Scattered around the board are tokens representing encounters that your avatar can have with the local populace, and when you amble up to one of these you draw an encounter card and follow the instructions. Aside from having truly gorgeous artwork these cards contain small snippets of story and three decisions you can make such as helping out the local population or basically being a jerk. Aside from being a nice thematic touch these encounters can be hugely beneficial, sometimes giving you the opportunity to deploy mechs for free or claim resources. Basically, they boil down to being a good, kind person or being a jackass who can get some much better benefits at the cost of something else, usually popularity.
There’s an automata mode included in the box meaning it’s possible to tackle Scythe solo through the use of a deck of cards, but honestly I never managed to get around to trying it. I may, however, break out the Single-Player reviews again to do a solo review in the coming weeks.
The final thing we need to chat about before wrapping up this lengthy review are the components which are universally brilliant. There’s the massive board that will likely dwarf your kitchen table, a pile of wooden resource and player tokens, four storage trays, plastic minis and some seriously gorgeous artwork. I could find fault with the miniatures which are really basic, but that would be some supreme nitpicking. I mean, this is a game where all the five different factions get their own worker designs.
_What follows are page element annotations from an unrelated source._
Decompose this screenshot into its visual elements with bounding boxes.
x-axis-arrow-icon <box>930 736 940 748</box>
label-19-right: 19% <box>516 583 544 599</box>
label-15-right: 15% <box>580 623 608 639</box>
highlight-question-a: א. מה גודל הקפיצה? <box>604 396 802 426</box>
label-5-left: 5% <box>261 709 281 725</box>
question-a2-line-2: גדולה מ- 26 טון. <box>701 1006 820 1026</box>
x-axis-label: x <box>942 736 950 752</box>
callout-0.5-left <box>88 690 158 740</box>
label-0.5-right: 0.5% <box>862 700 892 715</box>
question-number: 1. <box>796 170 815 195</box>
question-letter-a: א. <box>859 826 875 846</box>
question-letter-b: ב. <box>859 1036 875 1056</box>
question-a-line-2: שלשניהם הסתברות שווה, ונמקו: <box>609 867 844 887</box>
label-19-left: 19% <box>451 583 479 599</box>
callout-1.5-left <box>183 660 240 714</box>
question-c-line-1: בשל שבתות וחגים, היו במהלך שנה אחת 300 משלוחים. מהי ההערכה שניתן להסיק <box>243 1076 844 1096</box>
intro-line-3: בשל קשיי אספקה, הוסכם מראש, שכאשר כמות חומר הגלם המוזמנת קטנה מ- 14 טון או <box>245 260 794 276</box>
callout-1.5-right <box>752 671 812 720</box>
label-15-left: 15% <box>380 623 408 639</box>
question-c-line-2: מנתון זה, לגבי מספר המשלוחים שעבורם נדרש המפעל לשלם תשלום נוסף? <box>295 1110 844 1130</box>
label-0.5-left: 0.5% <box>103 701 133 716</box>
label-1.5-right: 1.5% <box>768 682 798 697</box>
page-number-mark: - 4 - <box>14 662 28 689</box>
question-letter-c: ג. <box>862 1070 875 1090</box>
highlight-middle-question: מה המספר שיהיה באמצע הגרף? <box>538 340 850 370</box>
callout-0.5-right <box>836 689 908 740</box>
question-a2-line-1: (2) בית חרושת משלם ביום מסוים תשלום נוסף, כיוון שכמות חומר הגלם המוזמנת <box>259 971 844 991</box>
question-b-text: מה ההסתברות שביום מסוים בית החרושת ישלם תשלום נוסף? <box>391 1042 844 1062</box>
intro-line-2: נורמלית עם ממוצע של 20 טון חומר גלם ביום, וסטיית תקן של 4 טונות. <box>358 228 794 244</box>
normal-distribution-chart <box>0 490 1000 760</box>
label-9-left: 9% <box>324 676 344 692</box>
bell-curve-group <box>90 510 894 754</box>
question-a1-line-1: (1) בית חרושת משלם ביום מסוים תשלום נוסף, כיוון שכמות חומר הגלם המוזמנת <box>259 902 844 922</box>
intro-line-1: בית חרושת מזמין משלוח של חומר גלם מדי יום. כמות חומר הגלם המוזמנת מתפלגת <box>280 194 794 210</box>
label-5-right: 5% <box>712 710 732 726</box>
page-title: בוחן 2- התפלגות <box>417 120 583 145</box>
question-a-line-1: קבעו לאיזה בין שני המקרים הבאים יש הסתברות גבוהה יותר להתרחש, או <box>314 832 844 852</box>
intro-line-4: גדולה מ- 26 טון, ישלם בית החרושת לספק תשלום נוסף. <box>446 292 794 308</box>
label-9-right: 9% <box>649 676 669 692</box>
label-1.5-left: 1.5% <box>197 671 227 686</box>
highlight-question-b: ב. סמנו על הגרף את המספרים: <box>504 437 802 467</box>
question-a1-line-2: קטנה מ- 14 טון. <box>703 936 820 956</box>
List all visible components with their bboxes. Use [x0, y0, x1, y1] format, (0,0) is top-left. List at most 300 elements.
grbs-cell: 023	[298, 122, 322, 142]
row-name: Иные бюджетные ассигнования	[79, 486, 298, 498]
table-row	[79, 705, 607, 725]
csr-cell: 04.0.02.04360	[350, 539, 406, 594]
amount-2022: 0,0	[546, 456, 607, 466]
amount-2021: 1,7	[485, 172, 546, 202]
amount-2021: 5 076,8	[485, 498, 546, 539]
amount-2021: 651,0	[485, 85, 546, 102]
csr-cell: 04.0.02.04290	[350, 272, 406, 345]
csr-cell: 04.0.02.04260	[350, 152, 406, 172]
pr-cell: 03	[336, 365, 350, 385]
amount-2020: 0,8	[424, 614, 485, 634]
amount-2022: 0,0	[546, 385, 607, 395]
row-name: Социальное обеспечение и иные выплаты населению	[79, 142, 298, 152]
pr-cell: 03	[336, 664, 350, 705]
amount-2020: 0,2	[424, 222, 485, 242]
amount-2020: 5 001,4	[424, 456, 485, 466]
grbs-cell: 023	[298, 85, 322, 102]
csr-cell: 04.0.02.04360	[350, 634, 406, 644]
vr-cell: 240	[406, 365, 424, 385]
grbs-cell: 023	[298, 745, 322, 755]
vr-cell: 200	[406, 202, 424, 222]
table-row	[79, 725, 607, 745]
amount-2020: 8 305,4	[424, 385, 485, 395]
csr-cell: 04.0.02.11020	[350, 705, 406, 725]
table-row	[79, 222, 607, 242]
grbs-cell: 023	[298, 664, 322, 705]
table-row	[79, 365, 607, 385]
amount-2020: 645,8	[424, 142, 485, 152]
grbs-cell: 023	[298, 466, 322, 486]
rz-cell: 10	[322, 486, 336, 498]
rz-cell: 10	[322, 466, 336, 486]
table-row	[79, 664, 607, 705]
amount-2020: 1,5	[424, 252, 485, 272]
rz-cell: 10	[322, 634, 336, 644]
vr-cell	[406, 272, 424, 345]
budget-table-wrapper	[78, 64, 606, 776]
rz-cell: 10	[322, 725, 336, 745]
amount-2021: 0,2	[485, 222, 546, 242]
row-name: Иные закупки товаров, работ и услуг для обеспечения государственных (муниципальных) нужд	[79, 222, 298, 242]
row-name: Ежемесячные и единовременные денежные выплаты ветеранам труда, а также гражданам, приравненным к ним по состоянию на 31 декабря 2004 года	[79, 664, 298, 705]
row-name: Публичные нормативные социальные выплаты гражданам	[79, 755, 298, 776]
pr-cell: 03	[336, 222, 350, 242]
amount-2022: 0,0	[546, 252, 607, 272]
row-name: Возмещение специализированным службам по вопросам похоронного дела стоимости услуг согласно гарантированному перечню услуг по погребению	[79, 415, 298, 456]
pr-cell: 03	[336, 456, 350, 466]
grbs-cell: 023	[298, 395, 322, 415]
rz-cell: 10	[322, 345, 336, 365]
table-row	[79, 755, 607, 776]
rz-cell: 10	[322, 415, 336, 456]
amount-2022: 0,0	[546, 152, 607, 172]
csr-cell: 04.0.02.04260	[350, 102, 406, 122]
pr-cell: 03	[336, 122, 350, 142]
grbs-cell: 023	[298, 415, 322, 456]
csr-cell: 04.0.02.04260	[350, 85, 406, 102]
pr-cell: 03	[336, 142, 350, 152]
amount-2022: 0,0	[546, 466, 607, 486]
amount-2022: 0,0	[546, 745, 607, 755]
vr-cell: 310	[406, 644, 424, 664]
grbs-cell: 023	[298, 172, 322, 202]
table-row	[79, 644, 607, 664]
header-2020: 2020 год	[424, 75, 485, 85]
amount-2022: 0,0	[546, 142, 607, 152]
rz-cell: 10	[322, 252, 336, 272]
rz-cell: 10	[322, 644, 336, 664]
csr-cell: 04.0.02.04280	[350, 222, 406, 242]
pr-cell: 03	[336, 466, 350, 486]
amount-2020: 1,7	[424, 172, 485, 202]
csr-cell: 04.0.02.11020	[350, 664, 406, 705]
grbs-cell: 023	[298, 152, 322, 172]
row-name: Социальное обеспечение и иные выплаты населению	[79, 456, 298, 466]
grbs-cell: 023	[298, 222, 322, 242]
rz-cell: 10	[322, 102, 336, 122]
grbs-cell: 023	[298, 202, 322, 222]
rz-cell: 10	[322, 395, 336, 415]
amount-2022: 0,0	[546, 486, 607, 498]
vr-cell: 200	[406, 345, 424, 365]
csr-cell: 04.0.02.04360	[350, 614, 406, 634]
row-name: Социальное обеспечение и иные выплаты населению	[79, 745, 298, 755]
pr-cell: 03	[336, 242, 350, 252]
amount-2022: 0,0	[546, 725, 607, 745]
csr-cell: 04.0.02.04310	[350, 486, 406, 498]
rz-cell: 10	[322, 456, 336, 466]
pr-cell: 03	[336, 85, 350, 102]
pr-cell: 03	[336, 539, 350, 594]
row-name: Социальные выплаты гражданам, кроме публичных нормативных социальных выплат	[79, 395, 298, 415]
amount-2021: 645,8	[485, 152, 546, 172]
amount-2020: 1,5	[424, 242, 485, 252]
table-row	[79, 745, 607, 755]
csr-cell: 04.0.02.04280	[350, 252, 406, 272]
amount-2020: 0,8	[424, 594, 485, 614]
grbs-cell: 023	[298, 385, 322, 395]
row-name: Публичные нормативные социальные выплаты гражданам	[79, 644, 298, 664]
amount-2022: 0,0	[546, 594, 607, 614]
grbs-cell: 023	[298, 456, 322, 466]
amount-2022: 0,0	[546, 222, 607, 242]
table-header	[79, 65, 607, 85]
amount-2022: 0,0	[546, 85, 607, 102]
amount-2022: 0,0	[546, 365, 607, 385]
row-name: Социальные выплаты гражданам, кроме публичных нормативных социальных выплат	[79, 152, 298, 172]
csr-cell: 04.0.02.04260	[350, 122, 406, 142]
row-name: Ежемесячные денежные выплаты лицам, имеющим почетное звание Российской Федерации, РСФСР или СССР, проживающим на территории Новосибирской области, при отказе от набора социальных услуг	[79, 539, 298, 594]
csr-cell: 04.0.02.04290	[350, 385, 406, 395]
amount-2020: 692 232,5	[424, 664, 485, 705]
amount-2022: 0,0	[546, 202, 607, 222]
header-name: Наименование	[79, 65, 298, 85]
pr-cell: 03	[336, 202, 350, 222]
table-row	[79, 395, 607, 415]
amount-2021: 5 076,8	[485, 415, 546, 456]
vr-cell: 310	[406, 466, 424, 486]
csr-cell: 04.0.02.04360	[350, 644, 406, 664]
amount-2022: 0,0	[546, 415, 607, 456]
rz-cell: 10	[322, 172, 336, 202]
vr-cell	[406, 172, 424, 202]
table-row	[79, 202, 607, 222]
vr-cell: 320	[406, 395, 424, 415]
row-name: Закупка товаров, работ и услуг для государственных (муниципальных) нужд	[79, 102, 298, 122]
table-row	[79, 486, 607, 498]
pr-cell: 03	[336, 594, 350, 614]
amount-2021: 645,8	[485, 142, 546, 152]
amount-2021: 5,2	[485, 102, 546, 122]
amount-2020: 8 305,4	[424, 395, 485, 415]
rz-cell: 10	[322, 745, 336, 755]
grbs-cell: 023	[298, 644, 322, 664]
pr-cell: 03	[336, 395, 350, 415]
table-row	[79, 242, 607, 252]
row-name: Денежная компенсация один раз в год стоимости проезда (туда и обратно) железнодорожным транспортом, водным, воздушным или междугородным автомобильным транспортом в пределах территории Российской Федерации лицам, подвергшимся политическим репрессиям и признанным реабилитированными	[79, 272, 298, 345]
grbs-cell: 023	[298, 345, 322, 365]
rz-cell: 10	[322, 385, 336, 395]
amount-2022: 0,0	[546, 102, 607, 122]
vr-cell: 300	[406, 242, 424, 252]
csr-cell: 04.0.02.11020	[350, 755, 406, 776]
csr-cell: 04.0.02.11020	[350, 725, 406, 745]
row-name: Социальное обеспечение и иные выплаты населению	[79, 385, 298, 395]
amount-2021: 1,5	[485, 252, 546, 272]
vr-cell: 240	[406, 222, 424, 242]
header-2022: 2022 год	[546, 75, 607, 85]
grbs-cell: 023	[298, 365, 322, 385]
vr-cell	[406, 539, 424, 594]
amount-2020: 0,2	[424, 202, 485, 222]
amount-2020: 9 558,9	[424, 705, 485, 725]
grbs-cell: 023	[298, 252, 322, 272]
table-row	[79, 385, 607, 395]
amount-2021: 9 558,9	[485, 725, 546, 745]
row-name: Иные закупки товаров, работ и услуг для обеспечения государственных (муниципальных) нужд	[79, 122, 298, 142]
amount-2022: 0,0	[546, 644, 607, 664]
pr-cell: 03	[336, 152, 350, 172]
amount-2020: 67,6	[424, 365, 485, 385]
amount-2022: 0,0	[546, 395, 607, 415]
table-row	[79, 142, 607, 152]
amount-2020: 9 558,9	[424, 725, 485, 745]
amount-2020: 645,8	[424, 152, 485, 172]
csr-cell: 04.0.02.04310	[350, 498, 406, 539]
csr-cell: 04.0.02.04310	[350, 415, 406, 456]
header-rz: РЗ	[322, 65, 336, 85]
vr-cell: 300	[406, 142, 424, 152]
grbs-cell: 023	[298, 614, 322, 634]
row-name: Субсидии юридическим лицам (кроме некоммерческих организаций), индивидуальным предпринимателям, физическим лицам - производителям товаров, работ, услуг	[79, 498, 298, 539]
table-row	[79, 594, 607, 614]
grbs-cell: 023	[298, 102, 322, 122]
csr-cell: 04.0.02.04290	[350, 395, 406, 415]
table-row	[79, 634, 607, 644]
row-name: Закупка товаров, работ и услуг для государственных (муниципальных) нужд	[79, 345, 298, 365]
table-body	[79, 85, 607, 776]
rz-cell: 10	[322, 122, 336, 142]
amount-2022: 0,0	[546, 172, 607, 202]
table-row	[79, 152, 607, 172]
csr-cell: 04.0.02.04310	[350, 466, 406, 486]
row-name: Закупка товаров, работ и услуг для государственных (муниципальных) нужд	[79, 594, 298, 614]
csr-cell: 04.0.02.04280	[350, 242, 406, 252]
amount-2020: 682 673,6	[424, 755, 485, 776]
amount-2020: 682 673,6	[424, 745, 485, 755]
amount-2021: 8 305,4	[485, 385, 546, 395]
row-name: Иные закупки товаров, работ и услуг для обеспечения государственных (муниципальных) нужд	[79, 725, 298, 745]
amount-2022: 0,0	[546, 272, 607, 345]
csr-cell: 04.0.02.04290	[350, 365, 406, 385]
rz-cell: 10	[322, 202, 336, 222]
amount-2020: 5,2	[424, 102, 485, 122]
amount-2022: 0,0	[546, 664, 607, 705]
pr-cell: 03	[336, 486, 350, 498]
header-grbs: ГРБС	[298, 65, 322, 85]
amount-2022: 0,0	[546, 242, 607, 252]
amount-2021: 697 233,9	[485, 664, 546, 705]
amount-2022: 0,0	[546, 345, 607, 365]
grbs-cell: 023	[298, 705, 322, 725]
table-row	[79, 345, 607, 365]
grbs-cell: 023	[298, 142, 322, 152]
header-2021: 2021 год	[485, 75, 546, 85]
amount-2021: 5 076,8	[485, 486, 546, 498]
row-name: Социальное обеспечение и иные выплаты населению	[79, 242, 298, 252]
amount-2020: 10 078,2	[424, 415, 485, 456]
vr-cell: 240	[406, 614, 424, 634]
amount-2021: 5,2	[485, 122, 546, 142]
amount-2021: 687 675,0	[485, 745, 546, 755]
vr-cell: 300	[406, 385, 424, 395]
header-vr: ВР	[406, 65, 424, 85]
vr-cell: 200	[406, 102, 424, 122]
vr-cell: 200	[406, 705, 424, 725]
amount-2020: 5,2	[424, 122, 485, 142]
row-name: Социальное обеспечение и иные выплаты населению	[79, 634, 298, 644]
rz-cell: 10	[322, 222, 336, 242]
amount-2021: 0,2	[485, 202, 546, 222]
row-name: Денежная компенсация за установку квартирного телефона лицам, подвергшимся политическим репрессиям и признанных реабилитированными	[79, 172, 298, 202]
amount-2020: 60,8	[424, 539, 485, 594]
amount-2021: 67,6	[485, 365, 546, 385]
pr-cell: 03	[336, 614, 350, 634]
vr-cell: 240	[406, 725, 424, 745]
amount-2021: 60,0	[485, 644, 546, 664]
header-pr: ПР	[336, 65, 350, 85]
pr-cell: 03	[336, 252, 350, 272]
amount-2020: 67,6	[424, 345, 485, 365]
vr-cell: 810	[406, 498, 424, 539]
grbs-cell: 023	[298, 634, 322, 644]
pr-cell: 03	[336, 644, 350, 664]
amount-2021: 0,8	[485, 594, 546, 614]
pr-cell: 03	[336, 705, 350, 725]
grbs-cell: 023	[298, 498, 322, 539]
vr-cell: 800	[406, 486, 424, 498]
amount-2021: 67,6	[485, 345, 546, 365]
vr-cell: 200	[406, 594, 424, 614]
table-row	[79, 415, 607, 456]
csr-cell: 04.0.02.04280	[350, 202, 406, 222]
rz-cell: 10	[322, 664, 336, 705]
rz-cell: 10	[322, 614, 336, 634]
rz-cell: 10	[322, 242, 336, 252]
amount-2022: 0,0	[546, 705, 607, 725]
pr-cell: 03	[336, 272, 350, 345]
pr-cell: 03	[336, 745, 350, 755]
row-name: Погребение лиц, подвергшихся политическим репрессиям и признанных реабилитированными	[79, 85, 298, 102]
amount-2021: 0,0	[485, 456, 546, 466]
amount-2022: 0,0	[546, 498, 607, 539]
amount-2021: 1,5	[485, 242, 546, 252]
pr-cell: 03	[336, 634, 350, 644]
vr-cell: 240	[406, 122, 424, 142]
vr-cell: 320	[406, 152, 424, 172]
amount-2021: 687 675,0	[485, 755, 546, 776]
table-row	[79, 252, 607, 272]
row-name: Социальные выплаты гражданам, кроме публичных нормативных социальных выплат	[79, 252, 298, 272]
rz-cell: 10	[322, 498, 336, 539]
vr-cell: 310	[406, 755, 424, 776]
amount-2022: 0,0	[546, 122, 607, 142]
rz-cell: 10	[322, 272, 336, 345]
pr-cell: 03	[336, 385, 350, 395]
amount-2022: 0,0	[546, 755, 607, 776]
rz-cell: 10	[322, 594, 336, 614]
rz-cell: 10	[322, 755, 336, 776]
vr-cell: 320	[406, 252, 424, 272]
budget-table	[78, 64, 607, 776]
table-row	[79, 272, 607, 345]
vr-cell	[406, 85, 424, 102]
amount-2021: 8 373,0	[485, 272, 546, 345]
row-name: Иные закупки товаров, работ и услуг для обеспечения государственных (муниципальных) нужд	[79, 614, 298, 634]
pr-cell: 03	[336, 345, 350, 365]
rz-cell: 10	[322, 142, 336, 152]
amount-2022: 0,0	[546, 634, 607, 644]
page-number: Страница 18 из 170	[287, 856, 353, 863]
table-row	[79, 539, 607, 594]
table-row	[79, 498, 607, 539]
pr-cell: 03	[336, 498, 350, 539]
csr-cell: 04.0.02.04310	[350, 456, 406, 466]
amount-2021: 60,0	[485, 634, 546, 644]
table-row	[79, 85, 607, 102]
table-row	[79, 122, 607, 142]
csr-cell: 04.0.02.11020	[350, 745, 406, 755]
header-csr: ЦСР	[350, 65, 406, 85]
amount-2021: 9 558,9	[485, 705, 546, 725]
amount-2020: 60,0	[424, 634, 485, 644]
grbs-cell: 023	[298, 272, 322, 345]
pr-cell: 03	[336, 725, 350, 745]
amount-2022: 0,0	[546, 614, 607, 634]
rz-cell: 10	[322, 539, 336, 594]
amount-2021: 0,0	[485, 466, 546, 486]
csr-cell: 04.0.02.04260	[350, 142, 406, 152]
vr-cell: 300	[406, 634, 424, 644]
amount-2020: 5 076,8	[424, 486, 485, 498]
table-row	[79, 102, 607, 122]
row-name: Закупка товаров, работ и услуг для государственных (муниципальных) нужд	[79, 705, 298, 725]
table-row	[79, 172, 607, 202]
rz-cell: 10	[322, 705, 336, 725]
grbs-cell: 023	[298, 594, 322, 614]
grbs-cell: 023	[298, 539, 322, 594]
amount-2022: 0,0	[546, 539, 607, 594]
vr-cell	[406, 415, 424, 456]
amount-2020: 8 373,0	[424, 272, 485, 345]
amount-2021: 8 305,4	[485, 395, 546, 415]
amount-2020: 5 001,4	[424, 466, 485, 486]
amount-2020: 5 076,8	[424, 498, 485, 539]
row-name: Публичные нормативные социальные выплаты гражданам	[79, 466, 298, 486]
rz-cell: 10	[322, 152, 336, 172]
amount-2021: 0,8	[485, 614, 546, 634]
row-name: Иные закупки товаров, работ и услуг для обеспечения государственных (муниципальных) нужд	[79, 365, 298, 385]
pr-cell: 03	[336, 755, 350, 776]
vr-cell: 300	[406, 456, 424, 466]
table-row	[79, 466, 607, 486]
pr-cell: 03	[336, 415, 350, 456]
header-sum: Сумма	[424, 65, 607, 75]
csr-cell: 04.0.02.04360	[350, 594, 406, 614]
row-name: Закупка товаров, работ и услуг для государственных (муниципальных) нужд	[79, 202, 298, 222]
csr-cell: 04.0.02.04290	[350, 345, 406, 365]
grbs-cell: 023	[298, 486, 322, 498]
Big, scary-looking and beautiful it’s easy to see why Scythe became a massive hit, and yet at the same time it’s also easy to see why there’s a number of people who don’t like it. Personally, though, I loved it. It can feel ponderous at times, especially in the opening quarter of the game, but the action system and victory stars force you to think ahead, both in the short-term sense of turn-by-turn and in the long-term sense of what victory star goals you need to chase in order to win. With so many options open to you there’s a lot to consider in Scythe, but it never feels overwhelming or like there are mechanics purely for the sake of complexity. As you grow and expand it never feels like there’s too much going on like in some other games.
At this point in time Scythe sits as the 8th highest ranked boardgame of all time according to boardgamegeek.com. As much as I enjoyed Scythe I don’t think it’s quite that good. Still, there’s no denying that this is a wonderfully crafted experience, and yet another piece of stellar design from Jamey Stegmaier that’s backed up by stunning artwork from Jakub Rozalski. Everything comes together to form a cohesive, beautifully wrought package.